I spent this evening waiting for Forty-two to come and get his dinner. I
didn't expect him to show up, which is why I was waiting, I guess.
Yesterday morning at 4 am I awoke to a cat screaming as my neighbor's dog
killed it. I think it was Forty-two since the other strays are all
accounted for.

I became a cat owner for the first time four years ago when a friend's cat
had kittens. I took two, Flinx and Pip. That changed me, I started
noticing other cats in the neighborhood, and then realized to my surprise
that most of them were strays. (Most of them are from a cat colony behind
the crazy old lady's house across the street.)

One of them started coming through my yard pretty regularly, and I decided
I wanted to domesticate him. I didn't think it would be too difficult to
tame him and then find a nice home for him. Then I could start working on
the rest of the strays. I had it all figured out.

So I put out food for him, I started coaxing him by tossing kibbles in
front of him and making a trail of kibble for him to follow closer and
closer to me. Eventually I got him to come close enough to touch him. So
far so good. I started putting his food in a cat carrier, and then one day
I closed the door on him when he went in.

He went ****ing berserk.

He howled, the box was bounced around as he charged the door. He knocked
over the water bowl and the food bowl and then ****ed, his fur became
saturated with the mixture. He bit at the door wire and I think he may
have broken a tooth. I brought him into the house, let him set for a
while, then released him into my office where I had a litter box, food and
water for him. He went into the closet and stayed there.

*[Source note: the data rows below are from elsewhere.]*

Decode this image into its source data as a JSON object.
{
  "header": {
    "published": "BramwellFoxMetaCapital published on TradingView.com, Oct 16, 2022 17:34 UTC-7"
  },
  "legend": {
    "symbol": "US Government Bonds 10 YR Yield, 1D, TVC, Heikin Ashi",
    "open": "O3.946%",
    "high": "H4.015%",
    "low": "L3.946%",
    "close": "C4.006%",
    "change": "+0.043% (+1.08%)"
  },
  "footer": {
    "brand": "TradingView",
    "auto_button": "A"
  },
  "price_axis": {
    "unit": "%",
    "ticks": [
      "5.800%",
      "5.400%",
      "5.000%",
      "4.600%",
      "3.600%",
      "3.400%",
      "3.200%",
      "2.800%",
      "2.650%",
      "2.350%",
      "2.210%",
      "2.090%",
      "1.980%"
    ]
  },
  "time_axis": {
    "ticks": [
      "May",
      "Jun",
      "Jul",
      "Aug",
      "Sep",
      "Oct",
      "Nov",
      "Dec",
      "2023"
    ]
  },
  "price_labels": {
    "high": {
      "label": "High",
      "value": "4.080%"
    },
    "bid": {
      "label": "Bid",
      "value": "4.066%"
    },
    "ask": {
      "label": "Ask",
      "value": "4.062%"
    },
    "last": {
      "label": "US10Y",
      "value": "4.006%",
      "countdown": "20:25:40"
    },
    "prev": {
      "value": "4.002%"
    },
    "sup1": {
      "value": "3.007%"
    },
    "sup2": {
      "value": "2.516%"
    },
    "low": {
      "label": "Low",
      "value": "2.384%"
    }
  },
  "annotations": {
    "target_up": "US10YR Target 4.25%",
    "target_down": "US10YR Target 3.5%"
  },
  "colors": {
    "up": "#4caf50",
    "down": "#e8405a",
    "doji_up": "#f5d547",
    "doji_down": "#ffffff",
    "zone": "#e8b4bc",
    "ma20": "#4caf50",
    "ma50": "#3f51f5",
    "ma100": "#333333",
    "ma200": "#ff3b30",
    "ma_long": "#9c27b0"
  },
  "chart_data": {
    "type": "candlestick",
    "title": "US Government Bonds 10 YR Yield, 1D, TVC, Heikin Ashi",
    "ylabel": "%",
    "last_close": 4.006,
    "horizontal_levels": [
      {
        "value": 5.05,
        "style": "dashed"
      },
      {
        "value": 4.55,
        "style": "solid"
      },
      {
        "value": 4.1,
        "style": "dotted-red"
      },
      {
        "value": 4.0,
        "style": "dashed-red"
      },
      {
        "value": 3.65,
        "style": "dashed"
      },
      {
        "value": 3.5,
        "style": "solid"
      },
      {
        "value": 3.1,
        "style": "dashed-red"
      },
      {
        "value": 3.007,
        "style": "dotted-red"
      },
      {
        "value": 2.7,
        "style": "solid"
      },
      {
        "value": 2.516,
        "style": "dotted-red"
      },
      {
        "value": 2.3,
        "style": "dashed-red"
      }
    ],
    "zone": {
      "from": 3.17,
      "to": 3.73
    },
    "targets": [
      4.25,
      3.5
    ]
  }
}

I made an appointment with the vet to have him neutered, but I had to keep
him for a week. He didn't eat for four days. He had diarrhea (fortunately
he used the litter box), and he stayed in the closet. Finally he started
eating, and the night before I took him to the vet, he pinched off his
first real turd. Outside the litterbox, of course. I brought the turd
along to the vet to check for worms.

At the vet, they needed a name for him, so I said "Forty-two". They
spelled it wrong: "42".

Didn't have really good post-op instructions from the vet. I brought him
home and turned him loose in the office. He staggered around in a very
comical manner and I thought: "Hmm, in his drugged state, he might be more
docile. I may be able to clear some of the mats out of his fur". I put on
my welding gloves. He bit my thumb, right through the glove, really really
hard.

The vet's bill was forty-two dollars. When my thumb became infected, and I
got a fever of 106°F, the doctor's bill was forty-two dollars. The
antibiotic prescription was forty-two dollars. Douglas Adams died the
following week.

Three years later, last Sunday night, I picked up Forty-two and held him on
my lap for a few seconds and he didn't castrate me. He just purred,
squirmed away. Sat right in front of me on the porch. Now I look for him
in his spot on the porch, or in his other favorite spots, or I wait for him
to come walking down the sidewalk for his dinner. His ping pong ball is
underneath a table by the door. His buddy, "Shadow", my second feral cat
project is looking for him too.

I try not to care too much about these stray cats, but you can't help but
start to love them.

http://home.teleport.com/~guynoir/we.../forty-two.JPG
http://home.teleport.com/~guynoir/we...ock/shadow.JPG


John Kimmel


Did you find his remains? if not, he may be hiding somewhere injured.